Jessica Rice Photography | jessicarice.

It is only possible to live happily ever after on a day -to -day basis.
–Margaret Bonanno

Dear Nora and Everett,

Do you remember this picture from the day of rainbow colored confetti all over our living room? Our friend, Jessica Rice, helped me take out some of Nora’s medical equipment: an oxygen concentrator, some feeding tube gear, the cough assist, some inhalers and a suction machine. Next she taped your bright artwork to the wall as a background for taking pictures. She wanted to photograph our life from our daily view, so we could show it to our family, our friends, our community, even to people we have never met.

Nora’s compression vest blows air, so I loaded confetti  into the tubes then turned it on, and watched confetti erupt into the air. I couldn’t stop laughing and smiling because a) confetti makes everyone smile and b) the moment was a beautiful testament to just how unexpected, chaotic and downright magical our life really is.

Each person has their own way of processing beauty and pain that is their life. Writing and filling this space called a blog is my way of sifting through the chaos life can bring; it is how I hold fast to the beauty, joy, and the stories that have made me, and are making me.

This space is a collection of letters to you, stories of kindness, moments of magic and miracles, and my journey of faith and doubt.

These stories are intended as a gift— to you— to your father— and to any sweet reader.
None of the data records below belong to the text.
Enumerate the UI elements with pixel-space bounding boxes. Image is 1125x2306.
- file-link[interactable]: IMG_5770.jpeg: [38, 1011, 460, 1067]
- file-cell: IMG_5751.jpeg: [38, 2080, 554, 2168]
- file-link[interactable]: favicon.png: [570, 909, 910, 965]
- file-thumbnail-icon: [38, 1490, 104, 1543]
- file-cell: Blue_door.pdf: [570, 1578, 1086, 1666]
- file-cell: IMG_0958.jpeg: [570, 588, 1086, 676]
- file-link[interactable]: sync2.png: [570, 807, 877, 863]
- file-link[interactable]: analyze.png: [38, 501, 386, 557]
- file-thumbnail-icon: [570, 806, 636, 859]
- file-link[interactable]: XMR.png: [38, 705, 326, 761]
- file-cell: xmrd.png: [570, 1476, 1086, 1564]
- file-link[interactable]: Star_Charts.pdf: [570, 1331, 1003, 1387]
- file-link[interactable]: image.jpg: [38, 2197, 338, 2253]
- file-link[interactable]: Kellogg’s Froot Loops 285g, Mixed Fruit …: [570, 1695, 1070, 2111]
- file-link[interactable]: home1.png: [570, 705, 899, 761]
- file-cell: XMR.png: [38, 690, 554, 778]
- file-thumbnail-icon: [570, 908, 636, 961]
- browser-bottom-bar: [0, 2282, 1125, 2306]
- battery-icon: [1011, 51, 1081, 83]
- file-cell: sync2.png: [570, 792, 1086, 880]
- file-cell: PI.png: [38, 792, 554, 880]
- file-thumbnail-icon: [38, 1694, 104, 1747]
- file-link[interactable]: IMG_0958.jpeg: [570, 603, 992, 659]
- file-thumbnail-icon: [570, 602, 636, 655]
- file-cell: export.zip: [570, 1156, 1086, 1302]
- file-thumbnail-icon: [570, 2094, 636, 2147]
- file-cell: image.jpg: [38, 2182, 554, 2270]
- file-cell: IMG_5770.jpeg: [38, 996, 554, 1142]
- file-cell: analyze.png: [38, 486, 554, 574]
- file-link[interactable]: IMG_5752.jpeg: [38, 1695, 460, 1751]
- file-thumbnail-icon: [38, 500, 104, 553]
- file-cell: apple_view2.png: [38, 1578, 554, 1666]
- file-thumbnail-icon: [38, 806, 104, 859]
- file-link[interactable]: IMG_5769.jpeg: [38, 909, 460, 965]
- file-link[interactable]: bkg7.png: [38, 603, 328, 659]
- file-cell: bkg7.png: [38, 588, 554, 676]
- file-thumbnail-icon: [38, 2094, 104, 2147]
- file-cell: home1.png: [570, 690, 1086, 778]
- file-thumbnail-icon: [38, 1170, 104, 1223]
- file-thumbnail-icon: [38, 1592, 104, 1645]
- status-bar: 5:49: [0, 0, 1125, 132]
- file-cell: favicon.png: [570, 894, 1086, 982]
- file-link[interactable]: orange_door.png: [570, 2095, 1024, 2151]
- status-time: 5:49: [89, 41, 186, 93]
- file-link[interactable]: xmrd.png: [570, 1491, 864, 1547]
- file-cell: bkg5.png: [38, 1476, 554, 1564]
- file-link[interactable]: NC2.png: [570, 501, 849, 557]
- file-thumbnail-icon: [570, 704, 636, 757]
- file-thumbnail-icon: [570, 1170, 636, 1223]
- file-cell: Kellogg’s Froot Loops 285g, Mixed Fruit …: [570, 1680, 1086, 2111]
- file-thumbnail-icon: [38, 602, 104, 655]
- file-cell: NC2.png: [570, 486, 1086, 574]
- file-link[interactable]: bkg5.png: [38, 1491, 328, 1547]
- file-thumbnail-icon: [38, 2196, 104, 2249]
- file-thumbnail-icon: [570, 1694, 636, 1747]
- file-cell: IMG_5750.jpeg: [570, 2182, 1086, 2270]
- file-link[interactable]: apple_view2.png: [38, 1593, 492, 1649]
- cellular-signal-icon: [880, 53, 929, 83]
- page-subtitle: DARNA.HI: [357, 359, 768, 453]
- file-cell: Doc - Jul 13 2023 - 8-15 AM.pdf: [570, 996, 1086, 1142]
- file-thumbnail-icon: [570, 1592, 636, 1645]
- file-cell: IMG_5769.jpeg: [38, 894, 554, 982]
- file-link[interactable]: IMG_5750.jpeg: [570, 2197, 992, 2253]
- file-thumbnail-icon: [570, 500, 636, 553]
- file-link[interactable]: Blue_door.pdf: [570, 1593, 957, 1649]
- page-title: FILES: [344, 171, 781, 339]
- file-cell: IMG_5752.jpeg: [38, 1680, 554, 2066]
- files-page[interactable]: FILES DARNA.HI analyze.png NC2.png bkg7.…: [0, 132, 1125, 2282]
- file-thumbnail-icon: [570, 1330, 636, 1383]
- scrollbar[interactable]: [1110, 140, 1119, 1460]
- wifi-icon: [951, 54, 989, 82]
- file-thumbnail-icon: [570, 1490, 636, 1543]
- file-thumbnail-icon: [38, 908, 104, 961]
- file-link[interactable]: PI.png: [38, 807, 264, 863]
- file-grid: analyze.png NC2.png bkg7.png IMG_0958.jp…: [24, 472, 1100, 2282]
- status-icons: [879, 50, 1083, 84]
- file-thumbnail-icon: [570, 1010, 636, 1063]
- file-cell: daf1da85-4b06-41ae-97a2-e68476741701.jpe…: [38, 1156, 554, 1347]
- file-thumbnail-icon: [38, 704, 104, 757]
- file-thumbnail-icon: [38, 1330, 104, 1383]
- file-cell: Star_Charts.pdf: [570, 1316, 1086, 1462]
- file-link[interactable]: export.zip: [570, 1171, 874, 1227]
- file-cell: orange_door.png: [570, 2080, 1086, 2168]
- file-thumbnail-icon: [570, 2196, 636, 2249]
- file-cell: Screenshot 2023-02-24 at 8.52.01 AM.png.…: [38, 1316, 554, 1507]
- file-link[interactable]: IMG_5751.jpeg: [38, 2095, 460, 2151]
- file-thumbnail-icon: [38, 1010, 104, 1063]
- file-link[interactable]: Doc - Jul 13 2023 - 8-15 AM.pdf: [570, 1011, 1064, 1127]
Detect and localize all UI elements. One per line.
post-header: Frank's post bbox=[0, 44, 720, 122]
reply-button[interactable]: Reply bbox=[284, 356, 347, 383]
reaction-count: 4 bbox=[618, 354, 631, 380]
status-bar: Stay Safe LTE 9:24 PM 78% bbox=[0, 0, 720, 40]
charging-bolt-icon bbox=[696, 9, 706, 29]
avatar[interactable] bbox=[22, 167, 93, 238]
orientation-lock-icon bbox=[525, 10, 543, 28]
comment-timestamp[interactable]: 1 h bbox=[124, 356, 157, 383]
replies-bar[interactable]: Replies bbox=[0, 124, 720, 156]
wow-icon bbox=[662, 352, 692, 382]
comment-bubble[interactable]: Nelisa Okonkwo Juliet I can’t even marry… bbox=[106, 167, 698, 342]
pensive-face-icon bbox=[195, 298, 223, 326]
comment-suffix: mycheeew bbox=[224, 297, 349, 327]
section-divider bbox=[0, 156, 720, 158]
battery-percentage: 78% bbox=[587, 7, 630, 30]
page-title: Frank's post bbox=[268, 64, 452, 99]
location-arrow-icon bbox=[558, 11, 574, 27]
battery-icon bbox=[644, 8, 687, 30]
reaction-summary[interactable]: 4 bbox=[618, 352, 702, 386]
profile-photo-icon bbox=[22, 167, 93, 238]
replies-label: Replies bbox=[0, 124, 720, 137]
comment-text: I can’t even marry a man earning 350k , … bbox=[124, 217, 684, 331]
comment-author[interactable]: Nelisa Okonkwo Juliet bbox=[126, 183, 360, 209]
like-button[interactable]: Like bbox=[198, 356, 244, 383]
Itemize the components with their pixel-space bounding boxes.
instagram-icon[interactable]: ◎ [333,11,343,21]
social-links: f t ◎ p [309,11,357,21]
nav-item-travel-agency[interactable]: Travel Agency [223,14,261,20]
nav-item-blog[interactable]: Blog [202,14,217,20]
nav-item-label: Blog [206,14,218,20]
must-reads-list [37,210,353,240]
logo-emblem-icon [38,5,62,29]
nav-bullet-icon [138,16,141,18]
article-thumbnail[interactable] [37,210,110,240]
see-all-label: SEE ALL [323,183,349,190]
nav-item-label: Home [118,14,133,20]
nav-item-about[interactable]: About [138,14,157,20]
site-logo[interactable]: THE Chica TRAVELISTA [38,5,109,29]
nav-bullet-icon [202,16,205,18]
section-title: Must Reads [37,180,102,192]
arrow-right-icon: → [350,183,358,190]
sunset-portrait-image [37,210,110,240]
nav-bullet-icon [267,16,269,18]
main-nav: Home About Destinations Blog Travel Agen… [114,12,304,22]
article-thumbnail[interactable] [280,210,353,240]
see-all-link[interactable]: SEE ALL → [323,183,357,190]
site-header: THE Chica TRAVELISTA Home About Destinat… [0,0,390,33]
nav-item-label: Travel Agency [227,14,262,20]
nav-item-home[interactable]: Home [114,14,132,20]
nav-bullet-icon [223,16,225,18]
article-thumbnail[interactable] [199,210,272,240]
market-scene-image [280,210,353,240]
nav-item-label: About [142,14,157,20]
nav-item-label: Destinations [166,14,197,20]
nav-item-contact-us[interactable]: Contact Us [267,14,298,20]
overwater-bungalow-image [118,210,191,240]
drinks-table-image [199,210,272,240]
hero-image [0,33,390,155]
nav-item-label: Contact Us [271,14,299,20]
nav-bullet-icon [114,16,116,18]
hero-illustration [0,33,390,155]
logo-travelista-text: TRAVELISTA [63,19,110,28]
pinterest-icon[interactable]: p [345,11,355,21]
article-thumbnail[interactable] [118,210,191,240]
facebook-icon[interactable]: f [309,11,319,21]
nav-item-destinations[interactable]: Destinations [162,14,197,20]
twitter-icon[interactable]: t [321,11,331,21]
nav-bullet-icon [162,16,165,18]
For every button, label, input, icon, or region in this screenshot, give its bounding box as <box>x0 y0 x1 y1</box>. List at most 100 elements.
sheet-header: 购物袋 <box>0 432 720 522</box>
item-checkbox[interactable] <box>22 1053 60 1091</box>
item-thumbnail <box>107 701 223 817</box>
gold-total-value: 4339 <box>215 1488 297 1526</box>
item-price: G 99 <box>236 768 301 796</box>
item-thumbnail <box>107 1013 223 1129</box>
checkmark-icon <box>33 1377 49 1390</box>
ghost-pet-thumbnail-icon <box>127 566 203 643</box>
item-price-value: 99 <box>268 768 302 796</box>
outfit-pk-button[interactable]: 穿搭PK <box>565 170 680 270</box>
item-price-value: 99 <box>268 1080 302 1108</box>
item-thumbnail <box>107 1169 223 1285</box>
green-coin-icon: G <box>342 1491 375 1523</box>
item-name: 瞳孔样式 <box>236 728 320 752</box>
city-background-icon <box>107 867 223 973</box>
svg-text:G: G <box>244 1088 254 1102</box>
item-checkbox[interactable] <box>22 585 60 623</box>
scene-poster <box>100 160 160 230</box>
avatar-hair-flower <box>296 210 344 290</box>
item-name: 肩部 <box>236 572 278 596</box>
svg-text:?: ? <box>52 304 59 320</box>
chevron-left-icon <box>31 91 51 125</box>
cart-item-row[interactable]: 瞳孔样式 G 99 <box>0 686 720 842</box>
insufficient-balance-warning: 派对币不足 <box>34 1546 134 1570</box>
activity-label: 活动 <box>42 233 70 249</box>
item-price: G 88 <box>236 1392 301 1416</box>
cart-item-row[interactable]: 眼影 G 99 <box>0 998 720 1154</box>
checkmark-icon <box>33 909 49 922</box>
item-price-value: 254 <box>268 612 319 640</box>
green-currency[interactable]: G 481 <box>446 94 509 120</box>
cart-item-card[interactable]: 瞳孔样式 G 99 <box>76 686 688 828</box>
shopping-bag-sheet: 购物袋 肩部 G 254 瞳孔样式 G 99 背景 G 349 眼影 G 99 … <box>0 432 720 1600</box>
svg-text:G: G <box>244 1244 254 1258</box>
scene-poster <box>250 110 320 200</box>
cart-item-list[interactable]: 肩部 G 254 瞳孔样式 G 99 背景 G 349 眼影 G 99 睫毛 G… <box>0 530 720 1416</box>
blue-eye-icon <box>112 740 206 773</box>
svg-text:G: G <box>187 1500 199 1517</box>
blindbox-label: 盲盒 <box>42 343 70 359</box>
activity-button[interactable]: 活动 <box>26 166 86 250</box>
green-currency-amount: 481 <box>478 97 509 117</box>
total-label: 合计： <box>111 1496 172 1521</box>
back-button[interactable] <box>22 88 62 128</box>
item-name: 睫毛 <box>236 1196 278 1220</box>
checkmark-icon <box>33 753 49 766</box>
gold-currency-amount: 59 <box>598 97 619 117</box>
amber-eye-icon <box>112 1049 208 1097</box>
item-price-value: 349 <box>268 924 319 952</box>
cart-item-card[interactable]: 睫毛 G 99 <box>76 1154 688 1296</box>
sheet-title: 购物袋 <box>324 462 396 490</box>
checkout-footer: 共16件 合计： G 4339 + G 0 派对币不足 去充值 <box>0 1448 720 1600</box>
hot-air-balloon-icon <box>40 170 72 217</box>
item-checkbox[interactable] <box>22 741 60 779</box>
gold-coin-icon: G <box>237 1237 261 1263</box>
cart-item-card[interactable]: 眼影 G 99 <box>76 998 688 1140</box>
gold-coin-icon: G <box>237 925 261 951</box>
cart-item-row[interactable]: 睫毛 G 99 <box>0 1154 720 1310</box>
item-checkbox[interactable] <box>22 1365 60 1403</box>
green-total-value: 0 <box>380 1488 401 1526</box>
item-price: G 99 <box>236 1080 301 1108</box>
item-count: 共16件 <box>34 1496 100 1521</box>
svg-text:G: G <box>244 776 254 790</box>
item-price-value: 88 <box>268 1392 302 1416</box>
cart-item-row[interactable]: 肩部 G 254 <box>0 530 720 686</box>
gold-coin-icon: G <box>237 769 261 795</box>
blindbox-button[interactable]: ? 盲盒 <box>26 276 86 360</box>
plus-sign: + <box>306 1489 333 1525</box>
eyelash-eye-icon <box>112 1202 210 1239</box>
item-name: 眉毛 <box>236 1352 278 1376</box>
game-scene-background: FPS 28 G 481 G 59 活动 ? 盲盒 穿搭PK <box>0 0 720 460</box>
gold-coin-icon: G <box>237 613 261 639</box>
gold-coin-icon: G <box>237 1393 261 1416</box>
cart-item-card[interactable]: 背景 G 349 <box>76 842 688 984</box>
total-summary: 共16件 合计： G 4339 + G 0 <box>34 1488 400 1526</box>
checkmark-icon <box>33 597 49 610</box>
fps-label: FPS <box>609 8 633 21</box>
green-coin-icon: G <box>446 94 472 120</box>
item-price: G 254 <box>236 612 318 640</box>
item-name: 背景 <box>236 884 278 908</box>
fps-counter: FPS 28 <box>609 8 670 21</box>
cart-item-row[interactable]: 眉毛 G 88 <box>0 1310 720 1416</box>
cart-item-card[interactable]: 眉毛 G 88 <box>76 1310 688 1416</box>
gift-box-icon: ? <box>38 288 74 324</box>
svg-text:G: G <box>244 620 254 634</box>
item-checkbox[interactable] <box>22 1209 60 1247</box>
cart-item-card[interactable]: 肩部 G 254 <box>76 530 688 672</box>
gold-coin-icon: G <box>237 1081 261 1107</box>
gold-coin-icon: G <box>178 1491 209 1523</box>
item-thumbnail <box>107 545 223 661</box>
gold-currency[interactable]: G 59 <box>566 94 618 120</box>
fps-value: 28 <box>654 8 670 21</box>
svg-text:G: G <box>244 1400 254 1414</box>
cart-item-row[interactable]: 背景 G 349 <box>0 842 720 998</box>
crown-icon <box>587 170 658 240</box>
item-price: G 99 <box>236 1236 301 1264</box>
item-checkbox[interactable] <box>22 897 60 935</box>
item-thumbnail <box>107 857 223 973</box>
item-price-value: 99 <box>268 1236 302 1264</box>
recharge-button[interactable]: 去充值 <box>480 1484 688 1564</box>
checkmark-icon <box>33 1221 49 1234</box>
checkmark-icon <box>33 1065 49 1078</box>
I wish for them to be gifts of hope and of encouragement in seasons of endurance. I hope the refrain sings “you are not alone,” and I hope one, long, strong note carries through each page sounding one message: happiness can and does exist right here, today, especially in the confetti filled chaos of day- to- day life.

I share these stories, letters and pieces of my heart here because I think the world needs more real shares. I think real shares build compassion, understanding and connection.

These people in our life — friends, family, our community —even people across the world who have been reading our story since Nora’s diagnosis day— they love us. They want to join us on our day-to-day with Aicardi Syndrome, with epilepsy. And you know what Nora and Everett? We need them and we love them right back.

I think of this blog space as our living room. Here we host the people who want to share our journey. We share stories and we get to hear their stories too.

Some pieces of our story stand out more than others. In our day-to-day, Nora’s health struggle is visible; sometimes people stare, seem concerned, or wondering. Sometimes even they’re a little frightened. I’ve learned three things help me feel less alone when this happens  1) smile (if it’s a good day— no one has to smile every day),  2) help them understand the things they’re wondering about and 3) invite them more deeply into our lives.

So far these three things, along with the occasional confetti fireworks show, have worked.  

I love our life. I love the both of you. Confetti falling all around.